Morning Dew, another song from the touring circuit, is a pulsating interpretation of Tim Rose’s classic, and it’s given a dirge-like solemnity from Beck’s breathtaking mastery of the wah-wah pedal. Here (and on closer I Ain’t Superstitious), Beck demonstrates amazing prowess with the then-new effects pedal.
Then there is the great catastrophe of You Shook Me, the old blues chestnut written by Willie Dixon and originally recorded by Muddy Waters. The song was on Truth, and was then re-fashioned by Led Zeppelin for their debut album some months later.
Ol’ Man River, the Oscar Hammerstein II/Jerome Kern standard is an odd little creature. With Beck on bass, John Paul Jones on Hammond organ, and tympani by ‘You Know Who’ – actually Keith Moon – it is one of the album’s lesser moments. But it did prompt Truth engineer Ken Scott to recall The Who’s drummer living up to his ‘Loon’ nickname. “One has to remember Mr Moon playing tymps.
On vinyl, side two of Truth opens with Beck having picked up an acoustic for a shaky but stirring version of the classical… er, classic Greensleeves. “It was just an idle mess around in the studio while I was waiting for Mickie,” he said. “Why not?

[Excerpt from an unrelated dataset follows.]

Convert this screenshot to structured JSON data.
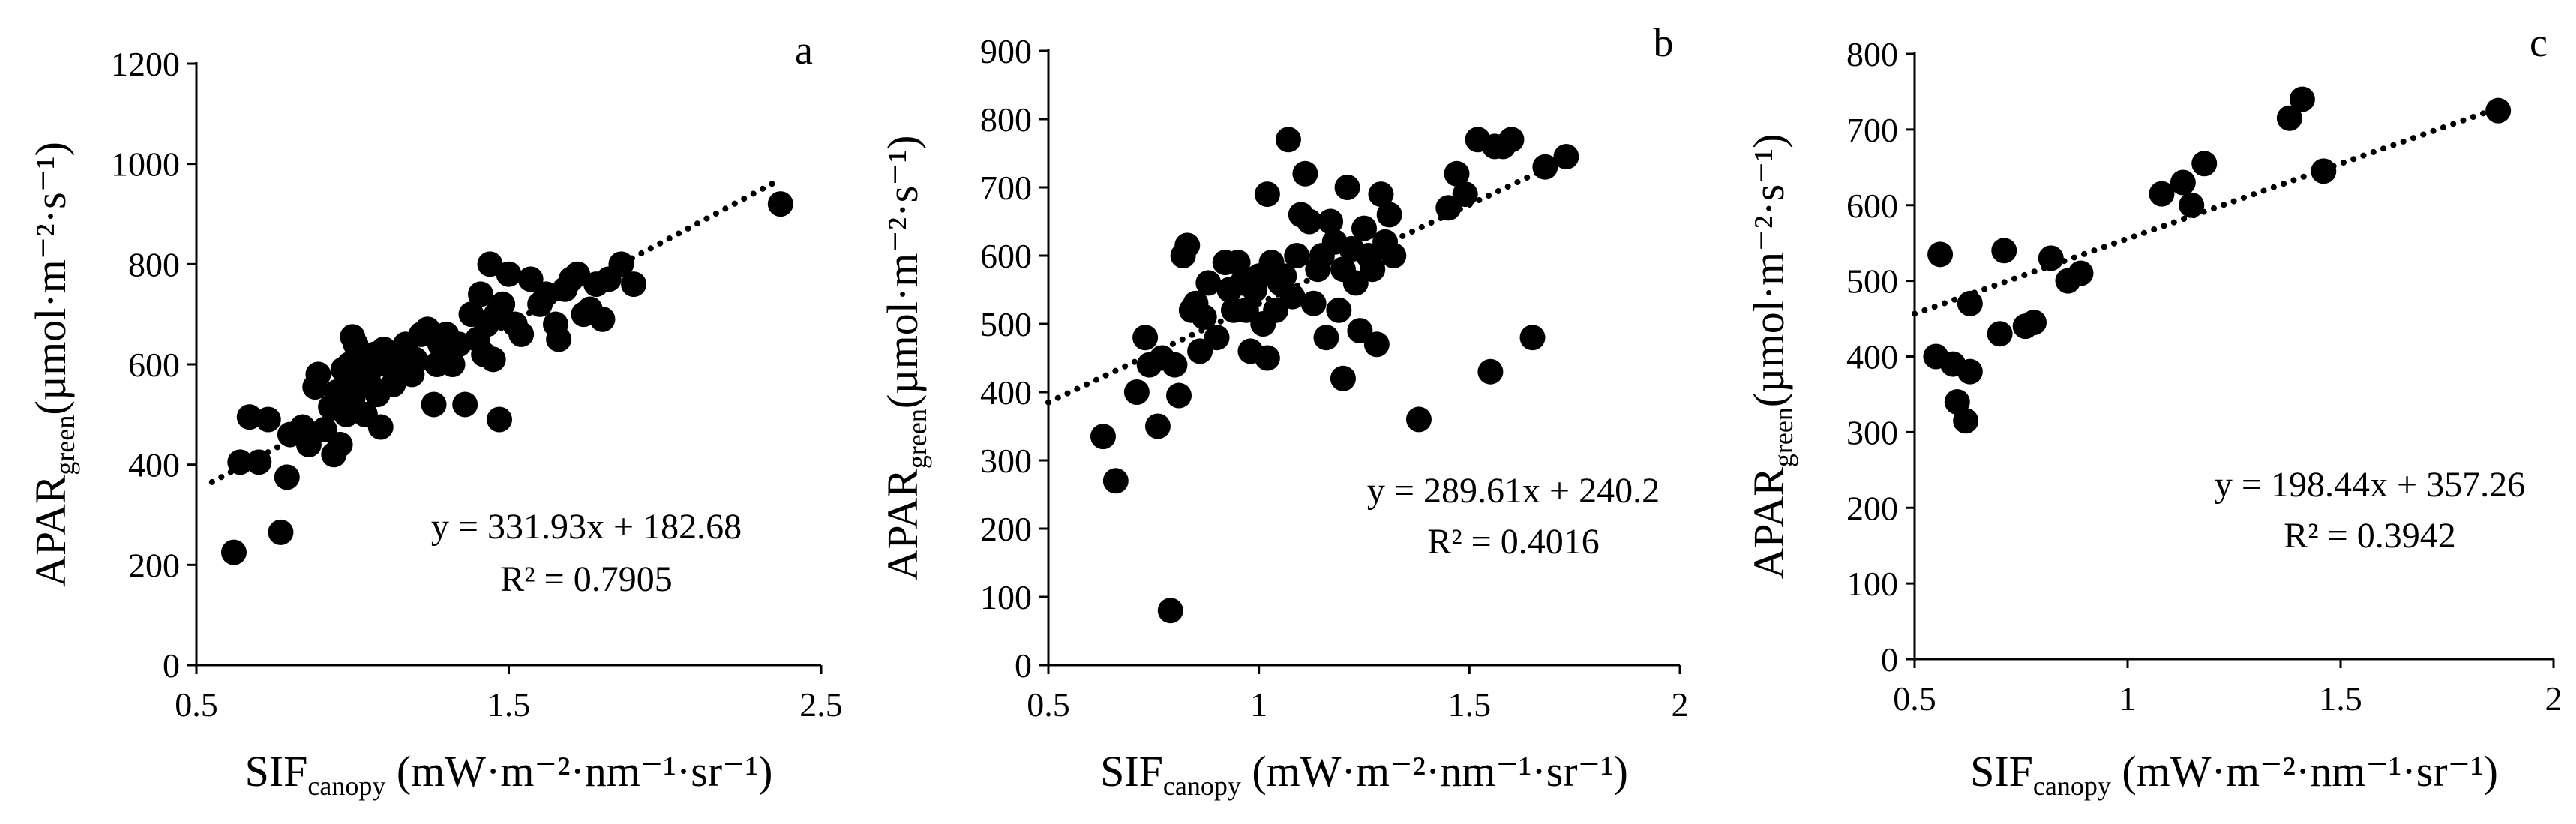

It was the vital last track of the album, and nobody could think of what to play, so I just played it. That’s why there’s all the plinking and plonking and bad notes in it. I can’t play acoustic guitar very well.”
Rock My Plimsoul is a track Beck recorded back during his Mickie Most/solo career period. That staggered little drum lick from Aynsley Dunbar (who is uncredited) sets the song in motion, and provides a rhythmic trampoline on which Beck’s guitar jumps and twirls.
Willie Dixon’s You Shook Me and I Ain’t Superstitious are masterfully reinvented, even Broadway hit Ol’ Man River and the Henry VIII-authored Greensleeves are dragged into Beck’s musical vision.
And then there is the timeless and epic instrumental Beck’s Bolero. Recorded in May 1966, this rendition of Ravel’s famous Bolero was the B-side of Hi Ho Silver Lining and was meant to serve as the launching pad for Beck’s idealised supergroup. Players include Jimmy Page on electric 12-string, Keith Moon on drums, John Paul Jones on bass, and Nicky Hopkins on piano.
‘Truth’ is surely one album to consider as a forward thinking, Blues Rock to Rock Metal template for the future of guitar music. Some of the tracks were written as early as 1966, which just makes you realise how cutting this album is for something released in 1968.